# Construct a custom fit for an extension of the MRP: a double-Schechter function.¶

Note: this example is almost identical to that found in the R package tggd in the tggd_log documentation.

While mrpy has several in-built routines which aid in fitting the MRP function to data, it does not natively support fitting extensions of the MRP, such as double-Schechter functions. For such functions, one can fairly simply create custom fits using the methods found in Scipy, for example.

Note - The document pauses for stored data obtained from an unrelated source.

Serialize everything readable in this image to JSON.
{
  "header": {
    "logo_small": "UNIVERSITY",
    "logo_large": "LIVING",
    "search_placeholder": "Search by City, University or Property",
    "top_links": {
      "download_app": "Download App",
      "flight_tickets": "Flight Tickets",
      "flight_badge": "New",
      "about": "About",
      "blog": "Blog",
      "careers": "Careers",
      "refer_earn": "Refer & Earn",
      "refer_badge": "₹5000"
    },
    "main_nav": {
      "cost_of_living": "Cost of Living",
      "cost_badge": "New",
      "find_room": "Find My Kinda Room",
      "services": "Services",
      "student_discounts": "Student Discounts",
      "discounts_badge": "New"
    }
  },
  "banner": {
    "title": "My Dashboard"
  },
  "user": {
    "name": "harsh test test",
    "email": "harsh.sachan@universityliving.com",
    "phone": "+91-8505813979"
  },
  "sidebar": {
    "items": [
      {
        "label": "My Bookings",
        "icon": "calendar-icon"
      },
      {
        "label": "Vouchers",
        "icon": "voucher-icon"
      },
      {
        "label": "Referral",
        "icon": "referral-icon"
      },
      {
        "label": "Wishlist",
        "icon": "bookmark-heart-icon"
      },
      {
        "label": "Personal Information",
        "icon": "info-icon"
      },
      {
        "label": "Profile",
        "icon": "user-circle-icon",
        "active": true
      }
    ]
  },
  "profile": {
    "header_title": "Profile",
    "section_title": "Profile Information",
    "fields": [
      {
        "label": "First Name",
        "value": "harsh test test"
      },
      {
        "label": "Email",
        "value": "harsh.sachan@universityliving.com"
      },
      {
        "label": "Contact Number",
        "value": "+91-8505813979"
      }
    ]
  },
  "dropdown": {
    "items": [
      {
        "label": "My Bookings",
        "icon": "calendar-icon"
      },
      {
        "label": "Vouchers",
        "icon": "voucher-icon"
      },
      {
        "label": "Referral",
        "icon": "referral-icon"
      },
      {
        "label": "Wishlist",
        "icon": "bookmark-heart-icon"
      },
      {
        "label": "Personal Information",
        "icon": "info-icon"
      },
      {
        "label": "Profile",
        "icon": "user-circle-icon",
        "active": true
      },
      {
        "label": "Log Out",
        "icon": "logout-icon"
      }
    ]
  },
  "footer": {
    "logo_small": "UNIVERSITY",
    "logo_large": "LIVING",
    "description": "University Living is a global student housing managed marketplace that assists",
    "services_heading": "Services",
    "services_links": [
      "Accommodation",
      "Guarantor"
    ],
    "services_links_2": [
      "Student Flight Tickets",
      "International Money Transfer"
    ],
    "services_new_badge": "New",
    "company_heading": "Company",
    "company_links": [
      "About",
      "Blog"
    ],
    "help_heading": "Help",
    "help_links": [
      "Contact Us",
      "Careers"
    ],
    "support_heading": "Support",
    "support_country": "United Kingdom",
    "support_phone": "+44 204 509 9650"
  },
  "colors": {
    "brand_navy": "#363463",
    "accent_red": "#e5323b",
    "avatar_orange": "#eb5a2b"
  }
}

In this example, we create a double-Schechter galaxy stellar mass function (GSMF) down to a target stellar mass (xmin) of log10(SM) = 8. We use data from Baldry+2012 to define the function:

Both mixtures have

\begin{align}\begin{aligned}M_\star \equiv \log_{10} \mathcal{H}_\star = 10.66\\and\end{aligned}\end{align}
$\beta = 1$

Mixture 1 has:

$\alpha_1 = -1.47$
$\phi^\star_1 = 0.79\times 10^{-3}$

Mixture 2 has:

$\alpha_2 = -0.35$
$\phi^\star_2 = 3.96\times 10^{-3}$

Furthermore, we use only the purely statistical routines of mrpy to achieve our results:

In [1]:

# Imports
%matplotlib inline
import matplotlib.pyplot as plt
import numpy as np
from scipy.stats import gaussian_kde
from scipy.optimize import minimize

from mrpy.base import stats


First we define objects which capture the statistical quantities of each mixture:

In [2]:

mix1 = stats.TGGDlog(10.66,-1.47,1.0,8)
mix2 = stats.TGGDlog(10.66,-0.35,1.0,8)


$$\phi^\star$$ is defined as the value of the pdf in log-space at the pivot scale by $$e$$, i.e.

$\phi^\star = PDF(M_\star)\times \frac{e}{\ln(10)}$

This normalisation is important in our sampling since it gives the ratio of samples produced by each mixture. We can produce the relevant normalisation using:

In [3]:

M1norm=0.79/mix1.pdf(10.66)
M2norm=3.96/mix2.pdf(10.66)
Mtot=M1norm+M2norm


Now say we would like to sample 1e5 galaxies, we can produce these like so:

In [4]:

Nsamp=1e5

np.random.seed(100)

mix1_sample = mix1.rvs(int(Nsamp*M1norm/Mtot))
mix2_sample = mix2.rvs(int(Nsamp*M2norm/Mtot))

gal_sample = np.concatenate((mix1_sample,mix2_sample))


Let’s plot the distribution we’ve just created, to check if everything has worked okay:

In [5]:

# Create x array to plot against
x = np.linspace(8,12,401)

plt.plot(x,gaussian_kde(gal_sample)(x),label="Sample", lw=2)

plt.plot(x,mix1.pdf(x) * M1norm/Mtot,label="Mixture 1", lw=2)
plt.plot(x,mix2.pdf(x) * M2norm/Mtot,label="Mixture 2", lw=2)
plt.plot(x,mix1.pdf(x) * M1norm/Mtot + mix2.pdf(x) * M2norm/Mtot, label="GSMF", lw=2)
plt.yscale('log')
plt.ylim((1e-7,1))
plt.legend(loc=0)

Out[5]:

<matplotlib.legend.Legend at 0x7fa87a9d5210>


Now we can try to fit the mixed model. The trick here is we fit for the mixture using an additional parameter $$\lambda$$, where one component is multiplied by $$\lambda$$ and the other $$1-\lambda$$. We define it so that M1norm/Mtot=lambda and M1norm/Mtot=1-lambda. Here’s our model:

In [6]:

def mix_lnl(par,data):
mix1 = stats.TGGDlog(par[0],par[1],1.0,8)
mix2 = stats.TGGDlog(par[0],par[2],1.0,8)

return -np.sum(np.log(mix1.pdf(data)*par[3] + mix2.pdf(data)*(1-par[3])))


Now we can perform the fit, using a downhill-gradient method of our choice. The fit is probably not fantastic though. Generalised Gamma distributions (including truncated ones) display poor convergence properties using ML. Full MCMC is a better route when trying to fit GSMF type data. And the data certainly should not be binned!

In [7]:

GSMFfit = minimize(mix_lnl, x0=[10,-2,0,0.5], args=(gal_sample,), bounds=[(9,12),(-2.5,-0.5),(-1.0,0.5),(0.0,1.0)])

print "Maximum likelihood parameters: ", GSMFfit.x

Maximum likelihood parameters:  [ 10.65427592  -1.46844631  -0.34935003   0.83445411]


This accords very well with our input parameters!